Friday, September 10, 2004

Horrifying Accounts
I just read the latest blurb from Telstra on their online services. One of them is online space to set up your own web page. If I want to set up a web page with them then I can have a space allocation ranging from 5MB for $2.95 a month, up to 20MB for $19.95 a month.

To prevent people from putting up large files (like home movies) and having people download them all the time, Telstra have imposed limits on the amount of data that may be downloaded (100MB for the 5MB account, up to 300MB for the 20MB account). And in the fine print at the bottom of the page: "A per-MB fee will be charged if this allowance is exceeded."

Great. So if I don't like someone all I have to do is create a script to repeatedly download pages from their site. Give me long enough, and I could rack up a massive Telstra bill for someone.

I think that it is always a mistake to charge customers based on actions which they have no control over.

Kowari Tests
Everything was working smoothly today, and so it was all checked in. I spent some time writing some documentation for the code, and also on the ideas I have for writing entailment Horn clauses as RDF. The more I think about the idea, the more I like it. A set of ontology inferences can be written as an RDF document, and stored as a model. Then one of these ontology models can be applied to a model of base statements to create a model of inferred statements. It all seems rather clean.

The one thing I'm trying to decide, is how much structure should be in the iTQL used to select the data, and how much should be in RDF. For instance, a constraint conjunction could be a collection of constraints, with a "Conjunction" property, while disjunctions could be stored in a similar collection having a "Disjunction" property. The clause itself would be an anonymous node, which then describe the body property using collections like this, and the head as a separate property.

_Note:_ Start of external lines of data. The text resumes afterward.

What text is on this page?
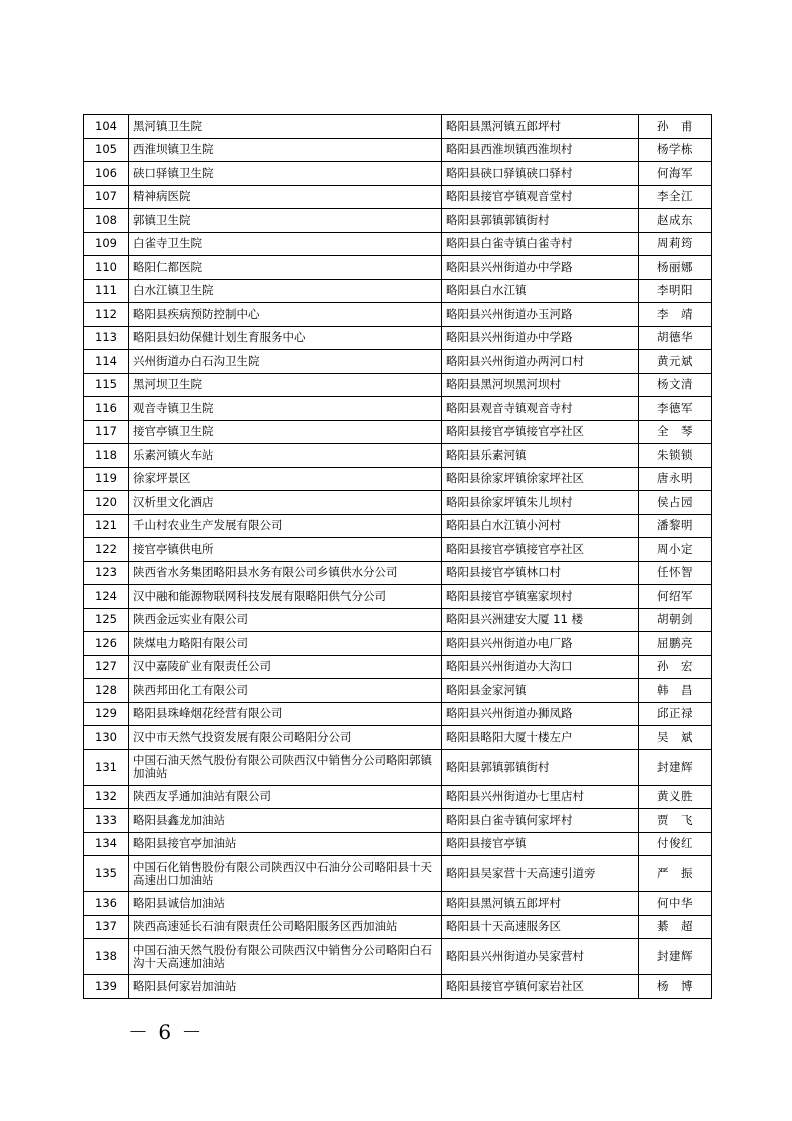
104	黑河镇卫生院	略阳县黑河镇五郎坪村	孙　甫
105	西淮坝镇卫生院	略阳县西淮坝镇西淮坝村	杨学栋
106	硖口驿镇卫生院	略阳县硖口驿镇硖口驿村	何海军
107	精神病医院	略阳县接官亭镇观音堂村	李全江
108	郭镇卫生院	略阳县郭镇郭镇街村	赵成东
109	白雀寺卫生院	略阳县白雀寺镇白雀寺村	周莉筠
110	略阳仁都医院	略阳县兴州街道办中学路	杨丽娜
111	白水江镇卫生院	略阳县白水江镇	李明阳
112	略阳县疾病预防控制中心	略阳县兴州街道办玉河路	李　靖
113	略阳县妇幼保健计划生育服务中心	略阳县兴州街道办中学路	胡德华
114	兴州街道办白石沟卫生院	略阳县兴州街道办两河口村	黄元斌
115	黑河坝卫生院	略阳县黑河坝黑河坝村	杨文清
116	观音寺镇卫生院	略阳县观音寺镇观音寺村	李德军
117	接官亭镇卫生院	略阳县接官亭镇接官亭社区	全　琴
118	乐素河镇火车站	略阳县乐素河镇	朱锁锁
119	徐家坪景区	略阳县徐家坪镇徐家坪社区	唐永明
120	汉析里文化酒店	略阳县徐家坪镇朱儿坝村	侯占园
121	千山村农业生产发展有限公司	略阳县白水江镇小河村	潘黎明
122	接官亭镇供电所	略阳县接官亭镇接官亭社区	周小定
123	陕西省水务集团略阳县水务有限公司乡镇供水分公司	略阳县接官亭镇林口村	任怀智
124	汉中融和能源物联网科技发展有限略阳供气分公司	略阳县接官亭镇塞家坝村	何绍军
125	陕西金远实业有限公司	略阳县兴洲建安大厦 11 楼	胡朝剑
126	陕煤电力略阳有限公司	略阳县兴州街道办电厂路	屈鹏亮
127	汉中嘉陵矿业有限责任公司	略阳县兴州街道办大沟口	孙　宏
128	陕西邦田化工有限公司	略阳县金家河镇	韩　昌
129	略阳县珠峰烟花经营有限公司	略阳县兴州街道办狮凤路	邱正禄
130	汉中市天然气投资发展有限公司略阳分公司	略阳县略阳大厦十楼左户	吴　斌
131	中国石油天然气股份有限公司陕西汉中销售分公司略阳郭镇加油站	略阳县郭镇郭镇街村	封建辉
132	陕西友孚通加油站有限公司	略阳县兴州街道办七里店村	黄义胜
133	略阳县鑫龙加油站	略阳县白雀寺镇何家坪村	贾　飞
134	略阳县接官亭加油站	略阳县接官亭镇	付俊红
135	中国石化销售股份有限公司陕西汉中石油分公司略阳县十天高速出口加油站	略阳县吴家营十天高速引道旁	严　振
136	略阳县诚信加油站	略阳县黑河镇五郎坪村	何中华
137	陕西高速延长石油有限责任公司略阳服务区西加油站	略阳县十天高速服务区	綦　超
138	中国石油天然气股份有限公司陕西汉中销售分公司略阳白石沟十天高速加油站	略阳县兴州街道办吴家营村	封建辉
139	略阳县何家岩加油站	略阳县接官亭镇何家岩社区	杨　博
－ 6 －
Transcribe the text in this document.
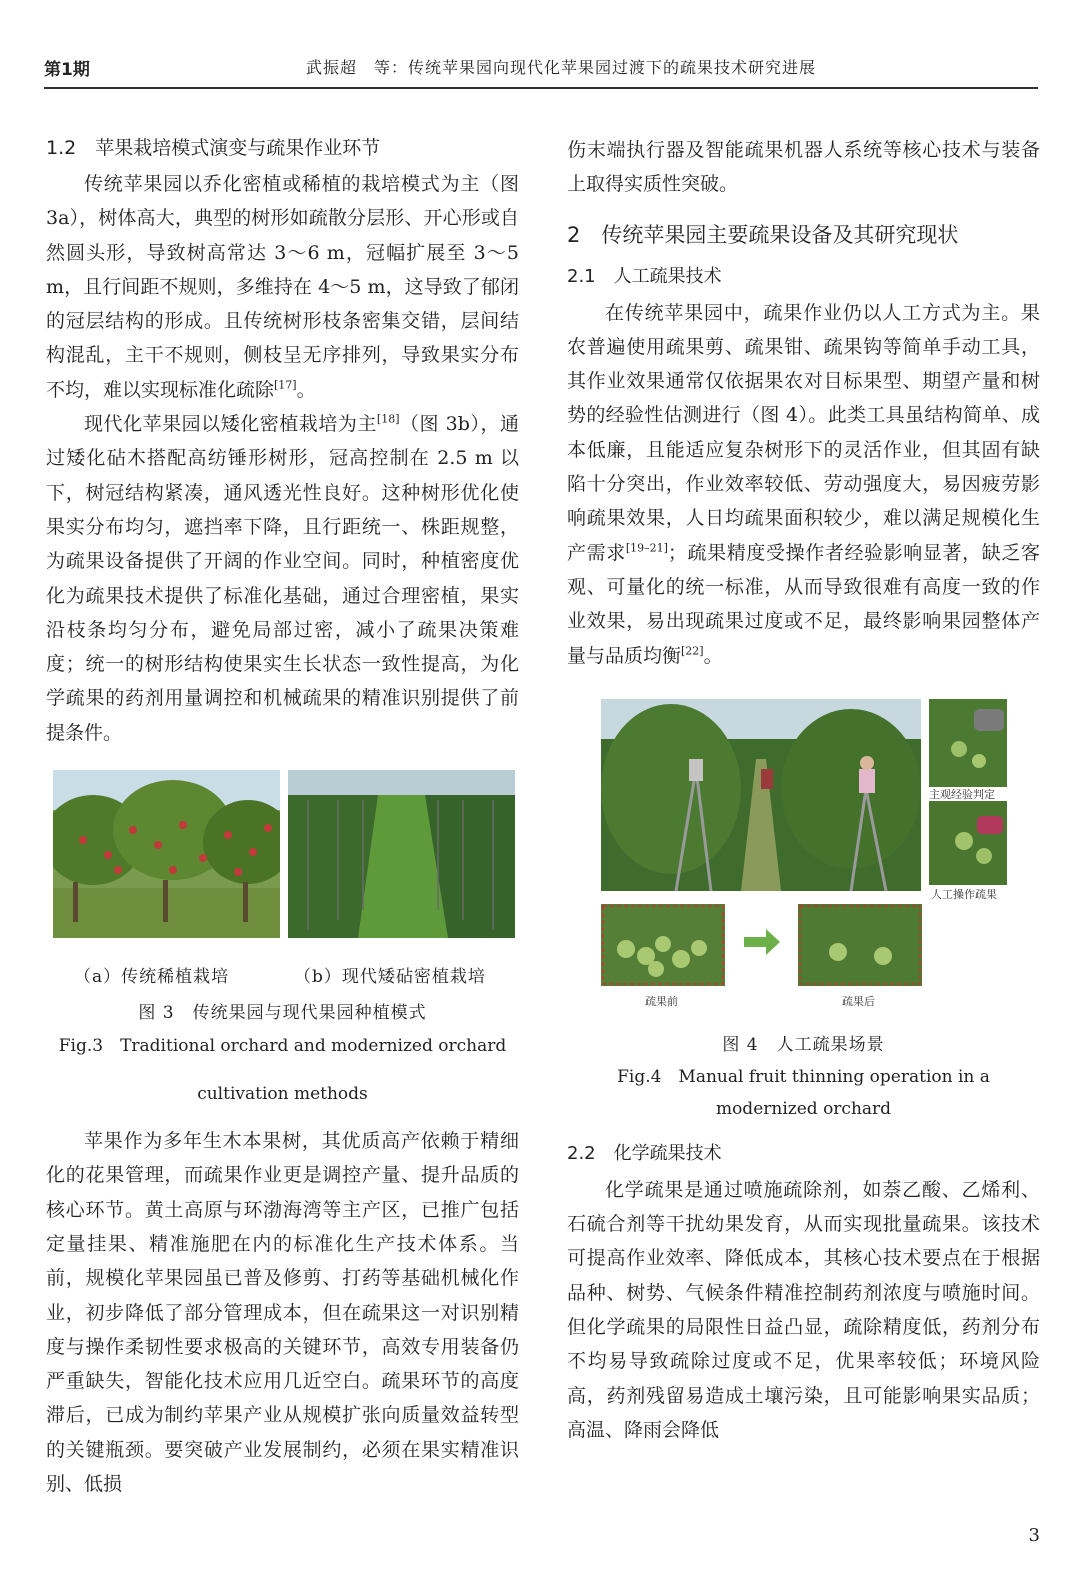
第1期	武振超　等：传统苹果园向现代化苹果园过渡下的疏果技术研究进展
1.2　苹果栽培模式演变与疏果作业环节

传统苹果园以乔化密植或稀植的栽培模式为主（图 3a），树体高大，典型的树形如疏散分层形、开心形或自然圆头形，导致树高常达 3～6 m，冠幅扩展至 3～5 m，且行间距不规则，多维持在 4～5 m，这导致了郁闭的冠层结构的形成。且传统树形枝条密集交错，层间结构混乱，主干不规则，侧枝呈无序排列，导致果实分布不均，难以实现标准化疏除[17]。

现代化苹果园以矮化密植栽培为主[18]（图 3b），通过矮化砧木搭配高纺锤形树形，冠高控制在 2.5 m 以下，树冠结构紧凑，通风透光性良好。这种树形优化使果实分布均匀，遮挡率下降，且行距统一、株距规整，为疏果设备提供了开阔的作业空间。同时，种植密度优化为疏果技术提供了标准化基础，通过合理密植，果实沿枝条均匀分布，避免局部过密，减小了疏果决策难度；统一的树形结构使果实生长状态一致性提高，为化学疏果的药剂用量调控和机械疏果的精准识别提供了前提条件。

（a）传统稀植栽培	（b）现代矮砧密植栽培
图 3　传统果园与现代果园种植模式
Fig.3　Traditional orchard and modernized orchard
cultivation methods

苹果作为多年生木本果树，其优质高产依赖于精细化的花果管理，而疏果作业更是调控产量、提升品质的核心环节。黄土高原与环渤海湾等主产区，已推广包括定量挂果、精准施肥在内的标准化生产技术体系。当前，规模化苹果园虽已普及修剪、打药等基础机械化作业，初步降低了部分管理成本，但在疏果这一对识别精度与操作柔韧性要求极高的关键环节，高效专用装备仍严重缺失，智能化技术应用几近空白。疏果环节的高度滞后，已成为制约苹果产业从规模扩张向质量效益转型的关键瓶颈。要突破产业发展制约，必须在果实精准识别、低损

伤末端执行器及智能疏果机器人系统等核心技术与装备上取得实质性突破。

2　传统苹果园主要疏果设备及其研究现状
2.1　人工疏果技术

在传统苹果园中，疏果作业仍以人工方式为主。果农普遍使用疏果剪、疏果钳、疏果钩等简单手动工具，其作业效果通常仅依据果农对目标果型、期望产量和树势的经验性估测进行（图 4）。此类工具虽结构简单、成本低廉，且能适应复杂树形下的灵活作业，但其固有缺陷十分突出，作业效率较低、劳动强度大，易因疲劳影响疏果效果，人日均疏果面积较少，难以满足规模化生产需求[19–21]；疏果精度受操作者经验影响显著，缺乏客观、可量化的统一标准，从而导致很难有高度一致的作业效果，易出现疏果过度或不足，最终影响果园整体产量与品质均衡[22]。

主观经验判定
人工操作疏果
疏果前	疏果后
图 4　人工疏果场景
Fig.4　Manual fruit thinning operation in a
modernized orchard
2.2　化学疏果技术

化学疏果是通过喷施疏除剂，如萘乙酸、乙烯利、石硫合剂等干扰幼果发育，从而实现批量疏果。该技术可提高作业效率、降低成本，其核心技术要点在于根据品种、树势、气候条件精准控制药剂浓度与喷施时间。但化学疏果的局限性日益凸显，疏除精度低，药剂分布不均易导致疏除过度或不足，优果率较低；环境风险高，药剂残留易造成土壤污染，且可能影响果实品质；高温、降雨会降低

3
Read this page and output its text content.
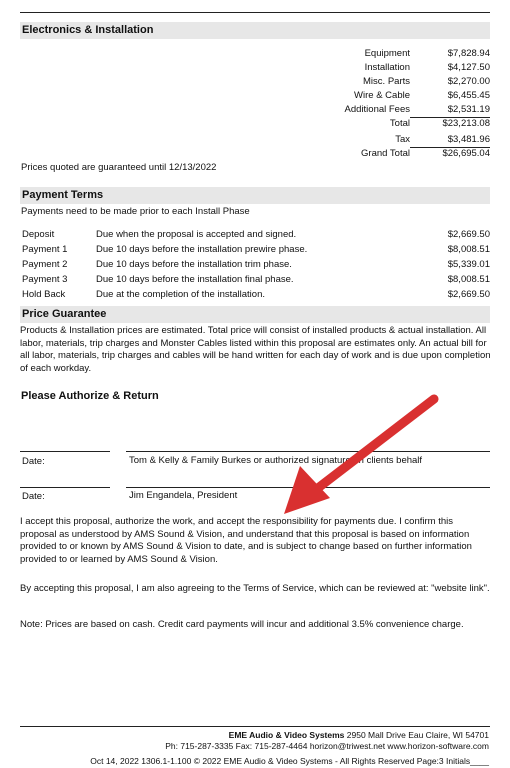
Electronics & Installation
Equipment	$7,828.94
Installation	$4,127.50
Misc. Parts	$2,270.00
Wire & Cable	$6,455.45
Additional Fees	$2,531.19
Total	$23,213.08
Tax	$3,481.96
Grand Total	$26,695.04
Prices quoted are guaranteed until 12/13/2022
Payment Terms
Payments need to be made prior to each Install Phase
Deposit	Due when the proposal is accepted and signed.	$2,669.50
Payment 1	Due 10 days before the installation prewire phase.	$8,008.51
Payment 2	Due 10 days before the installation trim phase.	$5,339.01
Payment 3	Due 10 days before the installation final phase.	$8,008.51
Hold Back	Due at the completion of the installation.	$2,669.50
Price Guarantee
Products & Installation prices are estimated. Total price will consist of installed products & actual installation. All labor, materials, trip charges and Monster Cables listed within this proposal are estimates only. An actual bill for all labor, materials, trip charges and cables will be hand written for each day of work and is due upon completion of each workday.
Please Authorize & Return
Date:	Tom & Kelly & Family Burkes or authorized signature on clients behalf
Date:	Jim Engandela, President
I accept this proposal, authorize the work, and accept the responsibility for payments due. I confirm this proposal as understood by AMS Sound & Vision, and understand that this proposal is based on information provided to or known by AMS Sound & Vision to date, and is subject to change based on further information provided to or learned by AMS Sound & Vision.
By accepting this proposal, I am also agreeing to the Terms of Service, which can be reviewed at: "website link".
Note: Prices are based on cash. Credit card payments will incur and additional 3.5% convenience charge.
EME Audio & Video Systems 2950 Mall Drive Eau Claire, WI 54701
Ph: 715-287-3335 Fax: 715-287-4464 horizon@triwest.net www.horizon-software.com
Oct 14, 2022 1306.1-1.100 © 2022 EME Audio & Video Systems - All Rights Reserved Page:3 Initials____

This would work fine, but we already have a parser which can construct WHERE clauses in this way from an iTQL string. Is there really a good reason to avoid storing the entire iTQL string as an RDF literal? The most compelling argument I have is that it is far from elegant to mix data types in this way. A file should hold one format of data only, and not embed another format within it. This is one of the reasons I dislike the current Drools file. It holds a significant amount of iTQL, which is in turn embedded in a string in some Java code, which is really part of an XML element. Nasty.

Back to TKS
I was waiting to talk to DM about distributed queries for TKS, but he was unavailable today. Since distributed queries is a TKS feature, I decided to run the full test suite for TKS to confirm that everything was at a stable point for me to move forward.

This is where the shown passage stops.